Hadoop software uses MapReduce, a Google-produced model for programming that processes large sets of data by dividing applications into smaller work sets that can be run in any distinct node (computer or other device in a network) in a cluster (networked group of such devices). There is some disagreement over where and how MapReduce began to proliferate the data processing space, but most point to a paper from Google titled MapReduce: Simplified Data Processing on Large Clusters, written by Jeffrey Dean and Sanjay Ghemawat. The release of this paper is seen by many as the springboard for MapReduce’s massive growth, as well as Hadoop’s creation.
Not long after the release of this paper, a software engineer named Doug Cutting saw the potential that MapReduce had for increasing the scale of work that could be done by data analysis software on the web, particularly for two important projects he had been working on—Nutch, a spider or crawler, and Lucene, a search indexer. Along with Mike Cafarella, Cutting created Hadoop in 2005, naming the framework after his son’s toy elephant. In 2006, Cutting joined Yahoo!, and the company soon adopted Hadoop.

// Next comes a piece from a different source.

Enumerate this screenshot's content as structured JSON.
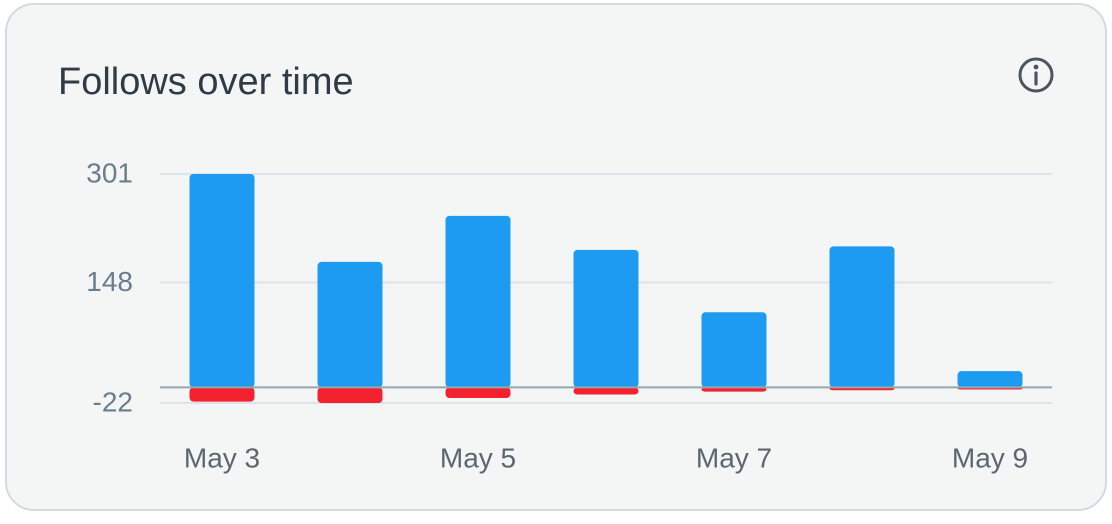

Since 2005, Hadoop has been used as a data analysis solution for thousands of enterprises. Those numbers have grown with the explosion of digital business intelligence technology, as companies have been established with the sole purpose of producing business intelligence applications for Hadoop. The software that these companies create act as an application layer between Hadoop and the end user, expanding the number of business intelligence tools available through Hadoop and making Hadoop functionality more accessible to engineers and lay-users alike. In 2009, Doug Cutting left Yahoo! for just such a company—Cloudera—and now works producing applications that run over Hadoop.